Nokia (NOK), the world’s biggest mobile phone maker, is pulling out of Japan, the world’s no. 4 mobile market. Nokia has tiny market share in Japan, and will only market its super-high-end Vertu phones there for now.
Reuters: Mobile phone companies also see limited scope for growth in Japan, where 109 million subscribers, or some 85 per cent of the population, already own a mobile phone. …
The quirks of Japan’s mobile phone market have prevented foreign companies, including Nokia’s rivals such as Samsung Electronics and LG, from successfully targeting Japanese consumers. …

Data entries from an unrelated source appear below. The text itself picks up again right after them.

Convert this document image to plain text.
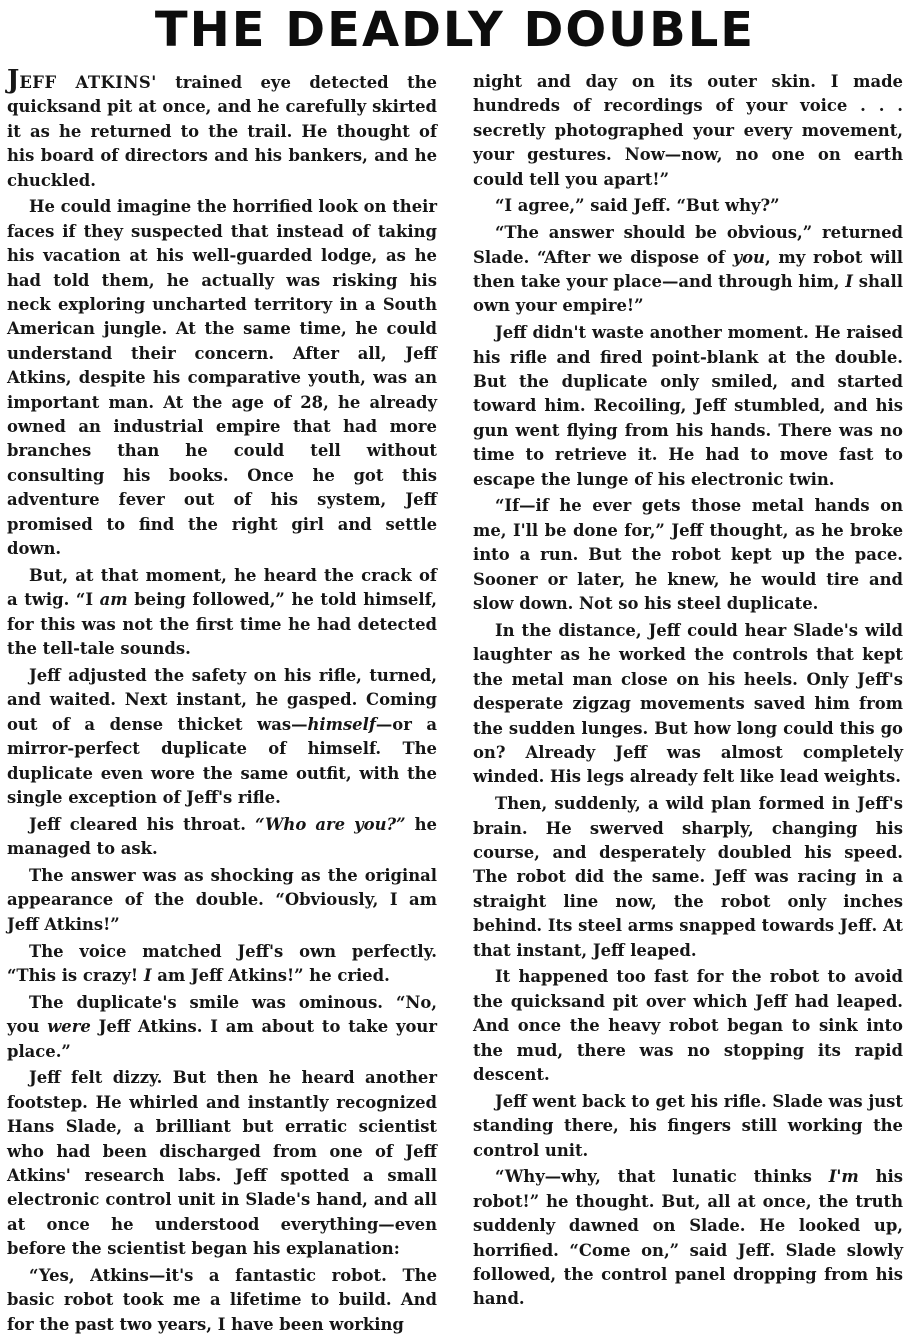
THE DEADLY DOUBLE

JEFF ATKINS' trained eye detected the quicksand pit at once, and he carefully skirted it as he returned to the trail. He thought of his board of directors and his bankers, and he chuckled.

He could imagine the horrified look on their faces if they suspected that instead of taking his vacation at his well-guarded lodge, as he had told them, he actually was risking his neck exploring uncharted territory in a South American jungle. At the same time, he could understand their concern. After all, Jeff Atkins, despite his comparative youth, was an important man. At the age of 28, he already owned an industrial empire that had more branches than he could tell without consulting his books. Once he got this adventure fever out of his system, Jeff promised to find the right girl and settle down.

But, at that moment, he heard the crack of a twig. “I am being followed,” he told himself, for this was not the first time he had detected the tell-tale sounds.

Jeff adjusted the safety on his rifle, turned, and waited. Next instant, he gasped. Coming out of a dense thicket was—himself—or a mirror-perfect duplicate of himself. The duplicate even wore the same outfit, with the single exception of Jeff's rifle.

Jeff cleared his throat. “Who are you?” he managed to ask.

The answer was as shocking as the original appearance of the double. “Obviously, I am Jeff Atkins!”

The voice matched Jeff's own perfectly. “This is crazy! I am Jeff Atkins!” he cried.

The duplicate's smile was ominous. “No, you were Jeff Atkins. I am about to take your place.”

Jeff felt dizzy. But then he heard another footstep. He whirled and instantly recognized Hans Slade, a brilliant but erratic scientist who had been discharged from one of Jeff Atkins' research labs. Jeff spotted a small electronic control unit in Slade's hand, and all at once he understood everything—even before the scientist began his explanation:

“Yes, Atkins—it's a fantastic robot. The basic robot took me a lifetime to build. And for the past two years, I have been working

night and day on its outer skin. I made hundreds of recordings of your voice . . . secretly photographed your every movement, your gestures. Now—now, no one on earth could tell you apart!”

“I agree,” said Jeff. “But why?”

“The answer should be obvious,” returned Slade. “After we dispose of you, my robot will then take your place—and through him, I shall own your empire!”

Jeff didn't waste another moment. He raised his rifle and fired point-blank at the double. But the duplicate only smiled, and started toward him. Recoiling, Jeff stumbled, and his gun went flying from his hands. There was no time to retrieve it. He had to move fast to escape the lunge of his electronic twin.

“If—if he ever gets those metal hands on me, I'll be done for,” Jeff thought, as he broke into a run. But the robot kept up the pace. Sooner or later, he knew, he would tire and slow down. Not so his steel duplicate.

In the distance, Jeff could hear Slade's wild laughter as he worked the controls that kept the metal man close on his heels. Only Jeff's desperate zigzag movements saved him from the sudden lunges. But how long could this go on? Already Jeff was almost completely winded. His legs already felt like lead weights.

Then, suddenly, a wild plan formed in Jeff's brain. He swerved sharply, changing his course, and desperately doubled his speed. The robot did the same. Jeff was racing in a straight line now, the robot only inches behind. Its steel arms snapped towards Jeff. At that instant, Jeff leaped.

It happened too fast for the robot to avoid the quicksand pit over which Jeff had leaped. And once the heavy robot began to sink into the mud, there was no stopping its rapid descent.

Jeff went back to get his rifle. Slade was just standing there, his fingers still working the control unit.

“Why—why, that lunatic thinks I'm his robot!” he thought. But, all at once, the truth suddenly dawned on Slade. He looked up, horrified. “Come on,” said Jeff. Slade slowly followed, the control panel dropping from his hand.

Foreign companies, excluding Sony Ericsson, only occupy around 5 per cent of Japan’s mobile phone market, according to IDC Japan, a research firm. Japanese manufacturers, in turn, have only a small presence outside their home market.
Meanwhile, we can’t help but wonder how Nokia be able to take more market share in the U.S. Last quarter, Nokia held 8% of the U.S. market, fifth place behind Samsung, Motorola (MOT), LG, and BlackBerry maker Research In Motion (RIMM), and just ahead of iPhone maker Apple (AAPL).
The problem: Beyond its N95 smartphone, which has a tiny (but passionate) niche audience among live mobile video broadcasters, the only Nokias we see in the U.S. are low-margin, throwaway phones that people get for free from their carriers.
Meanwhile, Nokia has had little success marketing its high-margin smartphones in the U.S., where Apple, Google (GOOG), and RIM are dominating mindshare.